崇城大学芸術学部におけるICTを用いた教育への取り組み

1.はじめに

 君が淵学園崇城大学の沿革は1949年電気・電波学校を設立1965年熊本工業大学の開学、2000年芸術学部を設置、2005年には、情報学部、生物生命学部、薬学部を設置、現在は、芸術学部を含めて5学部体制です。学生数は約3,500名、教職員数は約400名で構成されています。建学の精神・基本理念は「体・徳・知」の理念の下、「健康で徳・知を備え科学的思考のできる秀れた人材の育成」を根本的な建学の精神としています。社会が多種多様なプロフェッショナルを求めていることについて、崇城大学は薬学、生物生命、工学、情報学、芸術学の5学部計11学科と修士・博士に計16専攻課程を持つ大学院を擁して対応し、それぞれの卓越した教育により、プロフェッショナルを養成しています。工学部、情報学部、生物生命学部では、昨年度からスタートした「豊かな人間力と本物の実践力を有する人材育成」をビジョンとした崇城大学教育刷新プログラム(SEIP)のもと、様々なプロジェクトが実行されています。具体的には1)体・徳・知の三育増進によるグローカル実践力育成プログラム、2)オーダーメード型自立支援プログラム、3)教育評価制度・組織改革プログラム、4)教職員のFD・SD推進プログラムから構成されています。目的は、学生が前向きに講義を受講し、どの講義も教員と学生の対話で「活気溢れる学びの場」を造ることによって、学生の本学に対する満足度を上げることを目指しています。
 本学では様々なプロジェクトが実行されていますが、ここでは、特に、体・徳・知の三育増進によるグローカル実践力育成プログラムとオーダーメード型自立支援プログラムの関連で、芸術学部におけるICTを活用した教育や支援の取り組みについて紹介します。

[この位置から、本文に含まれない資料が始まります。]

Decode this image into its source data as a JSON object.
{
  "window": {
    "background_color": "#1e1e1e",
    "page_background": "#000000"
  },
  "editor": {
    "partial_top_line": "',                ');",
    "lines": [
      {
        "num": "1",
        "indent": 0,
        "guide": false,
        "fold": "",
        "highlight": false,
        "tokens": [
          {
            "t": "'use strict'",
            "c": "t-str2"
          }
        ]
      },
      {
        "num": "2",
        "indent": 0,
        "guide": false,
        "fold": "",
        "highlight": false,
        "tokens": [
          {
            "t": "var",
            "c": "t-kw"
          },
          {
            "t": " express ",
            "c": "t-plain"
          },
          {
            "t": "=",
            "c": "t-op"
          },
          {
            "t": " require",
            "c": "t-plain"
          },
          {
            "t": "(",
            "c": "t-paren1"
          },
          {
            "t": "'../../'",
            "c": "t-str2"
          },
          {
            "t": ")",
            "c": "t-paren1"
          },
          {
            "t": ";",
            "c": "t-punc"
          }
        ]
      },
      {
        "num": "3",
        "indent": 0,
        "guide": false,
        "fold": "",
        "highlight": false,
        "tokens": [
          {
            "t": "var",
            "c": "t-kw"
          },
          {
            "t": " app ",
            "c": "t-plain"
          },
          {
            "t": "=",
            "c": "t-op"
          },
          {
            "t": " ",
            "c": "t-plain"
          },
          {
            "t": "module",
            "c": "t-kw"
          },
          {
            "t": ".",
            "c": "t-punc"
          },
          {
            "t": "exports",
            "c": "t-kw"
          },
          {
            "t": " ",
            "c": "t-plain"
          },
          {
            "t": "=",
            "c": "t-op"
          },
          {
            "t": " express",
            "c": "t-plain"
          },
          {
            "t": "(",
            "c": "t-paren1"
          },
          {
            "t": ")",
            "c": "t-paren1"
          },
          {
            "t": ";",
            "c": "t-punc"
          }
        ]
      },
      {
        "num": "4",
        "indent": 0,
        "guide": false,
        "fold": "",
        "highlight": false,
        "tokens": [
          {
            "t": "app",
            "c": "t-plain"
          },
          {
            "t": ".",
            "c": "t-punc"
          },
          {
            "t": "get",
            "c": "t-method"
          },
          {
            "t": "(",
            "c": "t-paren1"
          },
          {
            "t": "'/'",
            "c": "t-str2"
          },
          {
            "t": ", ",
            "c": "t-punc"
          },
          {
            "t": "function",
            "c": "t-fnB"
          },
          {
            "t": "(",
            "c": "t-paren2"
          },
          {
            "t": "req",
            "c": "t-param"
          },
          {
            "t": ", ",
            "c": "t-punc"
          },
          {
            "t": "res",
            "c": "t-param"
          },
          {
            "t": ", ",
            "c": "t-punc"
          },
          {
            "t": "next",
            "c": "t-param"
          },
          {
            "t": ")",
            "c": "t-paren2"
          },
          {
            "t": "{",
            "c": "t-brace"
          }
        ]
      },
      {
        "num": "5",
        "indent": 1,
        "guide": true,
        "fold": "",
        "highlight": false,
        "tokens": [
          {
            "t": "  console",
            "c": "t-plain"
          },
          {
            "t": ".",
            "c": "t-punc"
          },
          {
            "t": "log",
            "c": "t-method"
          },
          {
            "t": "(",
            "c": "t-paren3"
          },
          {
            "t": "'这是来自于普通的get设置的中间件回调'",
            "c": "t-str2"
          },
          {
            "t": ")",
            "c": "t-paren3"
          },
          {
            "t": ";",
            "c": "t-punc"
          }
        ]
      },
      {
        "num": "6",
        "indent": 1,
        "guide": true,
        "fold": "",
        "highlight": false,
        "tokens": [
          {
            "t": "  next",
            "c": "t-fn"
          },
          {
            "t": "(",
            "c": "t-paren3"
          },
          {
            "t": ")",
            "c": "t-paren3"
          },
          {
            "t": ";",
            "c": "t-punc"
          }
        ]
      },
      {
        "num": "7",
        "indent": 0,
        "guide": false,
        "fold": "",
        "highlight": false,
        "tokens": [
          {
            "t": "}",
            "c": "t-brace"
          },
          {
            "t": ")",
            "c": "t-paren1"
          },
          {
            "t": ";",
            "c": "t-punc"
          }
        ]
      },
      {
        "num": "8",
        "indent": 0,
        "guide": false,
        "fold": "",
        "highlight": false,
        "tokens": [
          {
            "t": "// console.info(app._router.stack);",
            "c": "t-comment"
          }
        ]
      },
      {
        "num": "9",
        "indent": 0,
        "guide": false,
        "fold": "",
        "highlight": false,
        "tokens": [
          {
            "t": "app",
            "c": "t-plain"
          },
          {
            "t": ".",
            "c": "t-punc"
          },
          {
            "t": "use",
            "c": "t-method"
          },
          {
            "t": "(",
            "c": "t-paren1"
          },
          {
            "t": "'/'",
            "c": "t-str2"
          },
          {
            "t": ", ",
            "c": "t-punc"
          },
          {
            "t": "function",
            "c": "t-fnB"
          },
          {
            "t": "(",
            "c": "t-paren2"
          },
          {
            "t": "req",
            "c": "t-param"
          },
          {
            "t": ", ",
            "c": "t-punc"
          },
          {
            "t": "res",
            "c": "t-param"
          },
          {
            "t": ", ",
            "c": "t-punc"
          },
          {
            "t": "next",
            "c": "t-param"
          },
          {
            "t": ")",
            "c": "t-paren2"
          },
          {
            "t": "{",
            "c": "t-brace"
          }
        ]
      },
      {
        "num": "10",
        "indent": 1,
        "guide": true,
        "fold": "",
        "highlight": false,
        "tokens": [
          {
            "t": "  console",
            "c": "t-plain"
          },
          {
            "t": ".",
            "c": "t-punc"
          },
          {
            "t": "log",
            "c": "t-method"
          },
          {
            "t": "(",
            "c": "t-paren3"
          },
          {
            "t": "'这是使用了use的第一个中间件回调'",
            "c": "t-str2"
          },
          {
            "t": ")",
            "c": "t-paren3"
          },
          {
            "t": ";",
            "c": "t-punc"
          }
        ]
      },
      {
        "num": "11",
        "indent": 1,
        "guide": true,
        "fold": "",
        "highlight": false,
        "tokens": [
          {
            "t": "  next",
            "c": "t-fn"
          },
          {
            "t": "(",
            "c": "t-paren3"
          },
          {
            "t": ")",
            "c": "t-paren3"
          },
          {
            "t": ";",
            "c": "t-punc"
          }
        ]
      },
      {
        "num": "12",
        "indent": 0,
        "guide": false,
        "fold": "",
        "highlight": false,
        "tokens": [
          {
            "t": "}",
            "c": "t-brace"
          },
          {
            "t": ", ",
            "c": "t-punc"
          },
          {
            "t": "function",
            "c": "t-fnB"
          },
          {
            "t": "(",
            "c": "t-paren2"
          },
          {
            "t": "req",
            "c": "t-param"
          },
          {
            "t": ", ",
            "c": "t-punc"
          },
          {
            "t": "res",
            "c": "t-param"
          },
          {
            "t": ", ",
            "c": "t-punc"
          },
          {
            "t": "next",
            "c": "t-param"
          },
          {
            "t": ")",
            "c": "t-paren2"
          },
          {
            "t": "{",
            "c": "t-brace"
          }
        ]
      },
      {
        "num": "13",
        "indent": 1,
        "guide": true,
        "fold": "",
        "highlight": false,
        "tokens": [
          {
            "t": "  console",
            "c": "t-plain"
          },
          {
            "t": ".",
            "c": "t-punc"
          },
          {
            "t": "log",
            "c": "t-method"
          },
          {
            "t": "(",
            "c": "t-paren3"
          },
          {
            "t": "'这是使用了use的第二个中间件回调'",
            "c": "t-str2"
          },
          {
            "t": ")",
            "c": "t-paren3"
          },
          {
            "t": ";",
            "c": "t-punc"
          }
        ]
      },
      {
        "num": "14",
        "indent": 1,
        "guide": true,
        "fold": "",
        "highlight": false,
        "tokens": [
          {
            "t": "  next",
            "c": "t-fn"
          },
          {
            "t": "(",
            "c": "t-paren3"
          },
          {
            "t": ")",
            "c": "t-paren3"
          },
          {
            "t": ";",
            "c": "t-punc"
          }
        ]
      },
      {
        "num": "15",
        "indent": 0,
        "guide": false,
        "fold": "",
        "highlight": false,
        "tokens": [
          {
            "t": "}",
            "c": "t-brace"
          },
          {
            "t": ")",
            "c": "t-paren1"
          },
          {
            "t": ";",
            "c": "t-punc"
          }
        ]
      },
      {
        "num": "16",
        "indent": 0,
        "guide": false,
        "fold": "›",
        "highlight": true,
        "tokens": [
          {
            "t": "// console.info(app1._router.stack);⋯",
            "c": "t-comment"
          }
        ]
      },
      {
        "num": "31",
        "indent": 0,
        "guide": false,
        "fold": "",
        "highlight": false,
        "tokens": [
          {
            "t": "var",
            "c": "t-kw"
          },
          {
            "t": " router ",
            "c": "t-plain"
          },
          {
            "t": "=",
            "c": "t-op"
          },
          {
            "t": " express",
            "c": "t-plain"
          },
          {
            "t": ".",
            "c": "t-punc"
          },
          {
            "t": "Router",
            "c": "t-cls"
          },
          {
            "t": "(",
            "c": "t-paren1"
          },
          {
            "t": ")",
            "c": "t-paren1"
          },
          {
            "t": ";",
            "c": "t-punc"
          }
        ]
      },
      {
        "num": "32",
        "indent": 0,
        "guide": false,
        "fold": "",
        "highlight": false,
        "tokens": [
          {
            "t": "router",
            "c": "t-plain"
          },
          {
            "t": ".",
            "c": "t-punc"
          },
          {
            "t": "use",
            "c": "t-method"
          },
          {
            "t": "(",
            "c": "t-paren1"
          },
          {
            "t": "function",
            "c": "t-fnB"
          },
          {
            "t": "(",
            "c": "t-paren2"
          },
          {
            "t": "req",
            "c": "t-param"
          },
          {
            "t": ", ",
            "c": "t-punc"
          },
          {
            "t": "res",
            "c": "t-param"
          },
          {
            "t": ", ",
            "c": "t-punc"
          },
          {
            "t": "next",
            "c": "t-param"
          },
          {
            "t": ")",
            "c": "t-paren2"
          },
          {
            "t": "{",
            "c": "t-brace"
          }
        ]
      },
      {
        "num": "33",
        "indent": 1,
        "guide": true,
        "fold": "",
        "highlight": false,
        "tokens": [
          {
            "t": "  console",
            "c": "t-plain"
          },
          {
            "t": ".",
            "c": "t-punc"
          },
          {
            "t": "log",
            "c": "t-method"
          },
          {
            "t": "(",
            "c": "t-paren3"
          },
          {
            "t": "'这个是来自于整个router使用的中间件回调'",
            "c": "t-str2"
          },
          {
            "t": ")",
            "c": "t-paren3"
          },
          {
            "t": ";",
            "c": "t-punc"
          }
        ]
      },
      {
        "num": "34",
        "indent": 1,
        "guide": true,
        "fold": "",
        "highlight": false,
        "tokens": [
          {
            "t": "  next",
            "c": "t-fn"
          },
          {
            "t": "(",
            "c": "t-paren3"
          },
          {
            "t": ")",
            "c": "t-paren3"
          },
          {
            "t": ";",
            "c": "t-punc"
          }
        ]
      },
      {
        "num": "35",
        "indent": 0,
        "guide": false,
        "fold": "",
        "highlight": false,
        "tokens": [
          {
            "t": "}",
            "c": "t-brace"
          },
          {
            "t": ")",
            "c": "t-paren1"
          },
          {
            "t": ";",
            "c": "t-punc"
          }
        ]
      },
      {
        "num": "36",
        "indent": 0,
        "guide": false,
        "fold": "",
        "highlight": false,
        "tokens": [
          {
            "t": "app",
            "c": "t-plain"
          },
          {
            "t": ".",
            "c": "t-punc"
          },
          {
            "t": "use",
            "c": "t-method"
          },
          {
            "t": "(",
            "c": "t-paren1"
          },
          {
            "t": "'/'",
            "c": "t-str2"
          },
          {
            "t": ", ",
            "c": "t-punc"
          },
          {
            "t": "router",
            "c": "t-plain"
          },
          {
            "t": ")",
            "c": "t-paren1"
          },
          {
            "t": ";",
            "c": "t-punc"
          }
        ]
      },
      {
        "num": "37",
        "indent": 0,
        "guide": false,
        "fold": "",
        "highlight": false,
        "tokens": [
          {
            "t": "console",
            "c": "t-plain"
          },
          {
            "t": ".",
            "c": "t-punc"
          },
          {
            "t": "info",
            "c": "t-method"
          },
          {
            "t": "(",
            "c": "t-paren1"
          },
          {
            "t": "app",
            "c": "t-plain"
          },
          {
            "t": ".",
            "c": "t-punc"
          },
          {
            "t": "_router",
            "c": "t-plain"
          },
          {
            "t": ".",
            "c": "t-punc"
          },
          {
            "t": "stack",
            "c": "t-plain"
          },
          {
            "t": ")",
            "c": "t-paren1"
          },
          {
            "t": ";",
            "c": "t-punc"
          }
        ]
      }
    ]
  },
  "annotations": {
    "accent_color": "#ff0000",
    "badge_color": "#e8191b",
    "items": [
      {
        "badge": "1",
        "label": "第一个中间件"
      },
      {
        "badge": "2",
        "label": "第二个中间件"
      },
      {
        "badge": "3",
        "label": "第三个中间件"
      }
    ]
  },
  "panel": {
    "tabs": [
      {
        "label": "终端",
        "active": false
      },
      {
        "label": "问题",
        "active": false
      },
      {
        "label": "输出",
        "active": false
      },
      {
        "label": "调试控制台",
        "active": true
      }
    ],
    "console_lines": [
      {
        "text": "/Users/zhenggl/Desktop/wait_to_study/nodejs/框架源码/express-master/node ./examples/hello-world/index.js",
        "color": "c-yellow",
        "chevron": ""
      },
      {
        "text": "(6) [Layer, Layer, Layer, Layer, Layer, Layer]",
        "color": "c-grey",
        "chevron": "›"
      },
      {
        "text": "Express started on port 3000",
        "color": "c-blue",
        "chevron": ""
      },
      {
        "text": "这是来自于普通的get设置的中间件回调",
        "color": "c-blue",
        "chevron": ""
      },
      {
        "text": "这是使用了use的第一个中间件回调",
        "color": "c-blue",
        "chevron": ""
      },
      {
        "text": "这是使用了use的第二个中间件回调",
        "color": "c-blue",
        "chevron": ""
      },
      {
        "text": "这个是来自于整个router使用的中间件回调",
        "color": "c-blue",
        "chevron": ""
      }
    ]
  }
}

2.必要に応じて学べるBDL(Basic Design Literacy)

 芸術学部では、コンピュータを道具として活用することに重点を置き、各アプリケーションソフトウェアの使い方は学生全員がある程度はできるものとして、専門授業では創造的で理論的なことを中心に展開しています。そのような専門授業をスムーズに行うために、アプリケーションソフトウェアの使い方に関しては、授業以外にBDL(Basic Design Literacy)という、芸術学部全体で学年問わず誰でも受講できるプログラムを3年前から設定しています。かつては、例えば時計や車のように、ものの仕組みや原理を目で見て理解することもできましたが、現在はICと電池が見えるだけだったり、様々なものがブラックボックス化しており、学生は理論を勉強しないと仕組みや原理を理解しにくくなっています。授業では理論的なことが中心となるため、BLDが必要となります。
 BDLでは単位の取得はありません。学生は自分のレベルに合わせて、いつでも必要なプログラムを受講でき、理解できるまで何回でも受講が可能です。教育プログラムは、BDL Spring、BDL Summer、BDL Autumn、BDL Winterと同じ内容が4回流れており、例えば、BDL Springではフォトショップとイラストレーターが同時間に行われるので、Springではフォトショップを、Autumnではイラストレーター、と受講することも可能です。その他のソフトも計画中です。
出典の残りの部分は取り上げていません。